Current mood: Obsessed with Niall Horan.

Was feeling melancholic after my last post, so decided to listen to the catchy songs I used to sing. Didn't realized I knew most of One Direction songs! (I knew the songs, but didn't know the singer)

Felt like a teenager and decided to have a crush on Niall, because he's just my type. He just makes me smile, for someone way younger than me. Haha.

Explored his solo songs and discovered I enjoy his latest songs too! Been singing them without knowing the artist. It is just meant to be, he and I...

So, yeah, I'm so late to be a fan, but whatever, I love him, mmuaah!

Saturday, January 4, 2020

4th day of 2020 and suddenly I'm feeling all depressed.

Depression is bad because it makes you forget about all the good things had happened and you should be grateful of.

The thing about me is- I think I can be better than I am.
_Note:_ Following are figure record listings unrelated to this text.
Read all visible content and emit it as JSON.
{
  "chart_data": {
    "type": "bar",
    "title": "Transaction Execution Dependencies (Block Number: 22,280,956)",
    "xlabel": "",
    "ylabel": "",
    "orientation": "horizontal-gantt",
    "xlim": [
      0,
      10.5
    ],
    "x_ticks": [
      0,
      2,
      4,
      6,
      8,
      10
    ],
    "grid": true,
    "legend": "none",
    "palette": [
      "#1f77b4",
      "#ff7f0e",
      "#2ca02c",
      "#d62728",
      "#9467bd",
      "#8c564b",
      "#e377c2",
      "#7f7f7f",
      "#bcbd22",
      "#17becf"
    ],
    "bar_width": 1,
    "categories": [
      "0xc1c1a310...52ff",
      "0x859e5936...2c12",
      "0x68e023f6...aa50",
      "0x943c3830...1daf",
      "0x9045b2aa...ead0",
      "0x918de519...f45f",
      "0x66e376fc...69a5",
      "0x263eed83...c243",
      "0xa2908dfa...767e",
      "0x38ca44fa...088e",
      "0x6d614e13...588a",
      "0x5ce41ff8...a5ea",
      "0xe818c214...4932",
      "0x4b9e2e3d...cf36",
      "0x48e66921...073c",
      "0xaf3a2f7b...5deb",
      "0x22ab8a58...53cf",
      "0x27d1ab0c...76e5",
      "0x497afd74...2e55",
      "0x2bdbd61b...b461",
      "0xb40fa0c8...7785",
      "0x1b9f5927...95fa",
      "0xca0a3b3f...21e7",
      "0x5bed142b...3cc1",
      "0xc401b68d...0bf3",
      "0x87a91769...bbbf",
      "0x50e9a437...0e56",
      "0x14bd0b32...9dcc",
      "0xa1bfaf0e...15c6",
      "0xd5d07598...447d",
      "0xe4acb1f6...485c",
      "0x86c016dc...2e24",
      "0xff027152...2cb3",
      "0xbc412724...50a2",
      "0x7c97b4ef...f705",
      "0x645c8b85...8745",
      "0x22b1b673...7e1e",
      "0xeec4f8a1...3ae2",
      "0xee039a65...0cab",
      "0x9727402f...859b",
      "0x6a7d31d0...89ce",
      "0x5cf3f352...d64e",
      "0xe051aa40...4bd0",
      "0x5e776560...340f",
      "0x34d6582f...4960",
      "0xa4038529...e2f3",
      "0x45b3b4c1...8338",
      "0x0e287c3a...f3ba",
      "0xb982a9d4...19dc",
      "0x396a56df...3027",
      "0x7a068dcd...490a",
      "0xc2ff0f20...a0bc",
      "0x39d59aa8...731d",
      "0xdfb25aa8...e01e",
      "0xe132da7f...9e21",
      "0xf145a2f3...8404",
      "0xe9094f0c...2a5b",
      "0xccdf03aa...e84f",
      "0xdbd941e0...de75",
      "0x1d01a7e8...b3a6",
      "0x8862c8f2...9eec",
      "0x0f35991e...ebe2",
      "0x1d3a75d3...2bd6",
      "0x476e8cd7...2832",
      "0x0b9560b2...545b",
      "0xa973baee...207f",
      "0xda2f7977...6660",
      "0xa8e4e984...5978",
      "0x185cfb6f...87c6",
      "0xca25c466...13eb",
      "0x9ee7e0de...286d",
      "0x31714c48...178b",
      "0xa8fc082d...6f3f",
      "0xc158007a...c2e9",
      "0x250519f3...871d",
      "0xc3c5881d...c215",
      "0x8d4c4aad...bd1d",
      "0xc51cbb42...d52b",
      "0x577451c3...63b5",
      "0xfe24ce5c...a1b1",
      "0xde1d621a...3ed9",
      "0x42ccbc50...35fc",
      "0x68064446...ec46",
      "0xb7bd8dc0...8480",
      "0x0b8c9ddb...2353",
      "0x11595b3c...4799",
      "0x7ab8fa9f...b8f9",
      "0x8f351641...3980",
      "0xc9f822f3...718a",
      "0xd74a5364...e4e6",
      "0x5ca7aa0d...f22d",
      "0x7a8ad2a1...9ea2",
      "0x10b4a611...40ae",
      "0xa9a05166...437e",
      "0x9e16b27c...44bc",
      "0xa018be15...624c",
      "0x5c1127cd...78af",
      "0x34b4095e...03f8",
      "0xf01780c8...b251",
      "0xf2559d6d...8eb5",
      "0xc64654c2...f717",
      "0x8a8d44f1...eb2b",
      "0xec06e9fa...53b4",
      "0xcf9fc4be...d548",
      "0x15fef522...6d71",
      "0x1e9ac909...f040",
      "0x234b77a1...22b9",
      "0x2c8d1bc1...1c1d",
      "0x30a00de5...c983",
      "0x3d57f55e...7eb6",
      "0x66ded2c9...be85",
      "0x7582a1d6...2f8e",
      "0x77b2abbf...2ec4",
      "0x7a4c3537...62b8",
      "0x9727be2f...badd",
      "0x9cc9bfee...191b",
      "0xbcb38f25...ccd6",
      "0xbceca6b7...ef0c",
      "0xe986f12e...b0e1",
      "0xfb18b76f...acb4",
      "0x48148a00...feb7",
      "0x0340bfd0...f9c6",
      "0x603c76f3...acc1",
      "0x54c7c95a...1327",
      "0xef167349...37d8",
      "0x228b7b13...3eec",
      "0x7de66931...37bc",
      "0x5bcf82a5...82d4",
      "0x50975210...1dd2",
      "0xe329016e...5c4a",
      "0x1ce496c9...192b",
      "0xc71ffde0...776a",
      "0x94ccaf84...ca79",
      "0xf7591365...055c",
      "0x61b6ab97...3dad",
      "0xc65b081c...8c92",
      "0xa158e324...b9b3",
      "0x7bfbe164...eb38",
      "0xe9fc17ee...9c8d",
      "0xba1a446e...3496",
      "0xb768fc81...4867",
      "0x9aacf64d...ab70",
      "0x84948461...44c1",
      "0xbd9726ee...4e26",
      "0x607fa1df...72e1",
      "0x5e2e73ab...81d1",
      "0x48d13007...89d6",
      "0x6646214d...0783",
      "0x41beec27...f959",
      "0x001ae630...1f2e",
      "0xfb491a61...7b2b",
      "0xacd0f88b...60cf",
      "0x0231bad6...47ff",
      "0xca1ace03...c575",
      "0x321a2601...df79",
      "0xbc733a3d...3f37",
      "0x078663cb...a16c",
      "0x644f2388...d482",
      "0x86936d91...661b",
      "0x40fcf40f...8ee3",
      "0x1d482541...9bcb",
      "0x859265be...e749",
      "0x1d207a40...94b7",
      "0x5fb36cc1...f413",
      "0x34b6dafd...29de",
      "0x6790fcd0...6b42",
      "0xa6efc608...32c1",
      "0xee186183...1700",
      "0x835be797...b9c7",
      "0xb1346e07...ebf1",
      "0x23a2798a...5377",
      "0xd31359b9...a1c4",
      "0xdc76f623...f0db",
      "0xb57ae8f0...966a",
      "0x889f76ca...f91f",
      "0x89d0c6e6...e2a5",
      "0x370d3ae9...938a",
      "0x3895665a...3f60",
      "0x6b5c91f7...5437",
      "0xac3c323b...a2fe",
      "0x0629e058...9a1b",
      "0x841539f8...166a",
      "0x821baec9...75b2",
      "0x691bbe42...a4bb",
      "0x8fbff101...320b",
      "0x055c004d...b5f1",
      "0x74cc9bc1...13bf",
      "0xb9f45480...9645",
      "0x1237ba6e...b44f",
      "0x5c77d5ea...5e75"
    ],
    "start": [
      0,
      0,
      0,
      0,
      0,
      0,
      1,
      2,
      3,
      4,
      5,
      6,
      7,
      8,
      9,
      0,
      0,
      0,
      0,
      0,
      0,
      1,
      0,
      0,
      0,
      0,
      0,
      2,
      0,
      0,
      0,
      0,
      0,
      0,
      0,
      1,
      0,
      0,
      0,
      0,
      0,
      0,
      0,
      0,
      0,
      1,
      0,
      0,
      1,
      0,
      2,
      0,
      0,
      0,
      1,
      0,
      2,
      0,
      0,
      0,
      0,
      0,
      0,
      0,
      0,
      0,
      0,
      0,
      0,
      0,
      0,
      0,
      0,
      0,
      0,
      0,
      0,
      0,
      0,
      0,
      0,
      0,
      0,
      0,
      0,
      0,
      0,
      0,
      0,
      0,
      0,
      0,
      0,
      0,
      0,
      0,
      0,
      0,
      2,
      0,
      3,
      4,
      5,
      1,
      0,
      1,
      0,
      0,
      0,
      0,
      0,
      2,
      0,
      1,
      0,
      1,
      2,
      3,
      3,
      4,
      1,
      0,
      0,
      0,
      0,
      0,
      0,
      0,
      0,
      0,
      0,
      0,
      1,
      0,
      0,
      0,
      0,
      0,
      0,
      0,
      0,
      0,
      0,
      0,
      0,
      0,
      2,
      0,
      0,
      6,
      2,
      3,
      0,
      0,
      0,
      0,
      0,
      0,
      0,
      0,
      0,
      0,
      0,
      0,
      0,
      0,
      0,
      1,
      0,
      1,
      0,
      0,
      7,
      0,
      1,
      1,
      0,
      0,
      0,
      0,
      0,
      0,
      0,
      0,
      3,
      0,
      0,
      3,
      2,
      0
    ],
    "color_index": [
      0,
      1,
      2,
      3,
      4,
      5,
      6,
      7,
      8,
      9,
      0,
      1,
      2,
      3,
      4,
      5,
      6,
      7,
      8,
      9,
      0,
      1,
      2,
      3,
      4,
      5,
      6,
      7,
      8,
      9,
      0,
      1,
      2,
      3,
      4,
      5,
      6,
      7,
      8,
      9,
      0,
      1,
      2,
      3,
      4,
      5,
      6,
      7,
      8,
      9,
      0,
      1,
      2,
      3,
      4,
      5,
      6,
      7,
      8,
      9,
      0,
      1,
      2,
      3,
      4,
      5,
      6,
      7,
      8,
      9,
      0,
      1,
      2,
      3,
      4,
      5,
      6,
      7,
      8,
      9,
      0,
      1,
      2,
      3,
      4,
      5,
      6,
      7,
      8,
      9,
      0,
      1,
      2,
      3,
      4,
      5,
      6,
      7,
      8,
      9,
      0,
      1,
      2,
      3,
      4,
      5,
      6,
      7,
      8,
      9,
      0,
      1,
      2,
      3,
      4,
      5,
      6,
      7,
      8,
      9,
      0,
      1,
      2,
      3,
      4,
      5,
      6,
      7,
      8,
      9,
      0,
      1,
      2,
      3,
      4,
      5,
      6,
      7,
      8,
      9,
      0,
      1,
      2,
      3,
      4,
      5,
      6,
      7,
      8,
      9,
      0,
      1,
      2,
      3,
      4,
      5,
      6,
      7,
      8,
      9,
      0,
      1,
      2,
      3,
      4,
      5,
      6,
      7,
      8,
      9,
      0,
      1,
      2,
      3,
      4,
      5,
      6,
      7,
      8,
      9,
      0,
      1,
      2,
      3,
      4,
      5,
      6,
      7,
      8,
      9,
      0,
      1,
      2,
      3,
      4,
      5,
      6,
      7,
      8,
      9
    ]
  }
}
Like, I was once so good  at my job, it's just sad to see me ending up like this. I couldn't help but feel all those pity eyes looking at me- how could she end up like this. I had a bright future ahead of me. But other people have passed me, I'm so left behind now...

And nothing I can do about it. Because I am traumatised and I'm that person who you should not idolised, because I don't have the grit in me. I am not successful enough.

Sigh.

Anyway, on the other hand, because of all this, I have a lot more time to spend with the kids. I am always, always thankful of that. (But all other successful people also get to spend time with their kids, so I am not that special, you see. They can do it all, but not me).

Oh, well, this is my life. No complaints. It's okay. It's not that bad.

And for 2020,
I pray and wish
- to become a better Muslim
- to read more books (I've stopped reading leisurely a long, long time ago because I thought I needed to put my priorities straight. What a big mistake)
- to read Quran regularly, if possible, every day
- to understand the content of Quran. I never read the Quran translation, what a shame!
- to learn how to cook properly
- to make sure the house is complete

So, okay. That was short.

Writing is always good. It shifts your focus. Now, I am less depressed.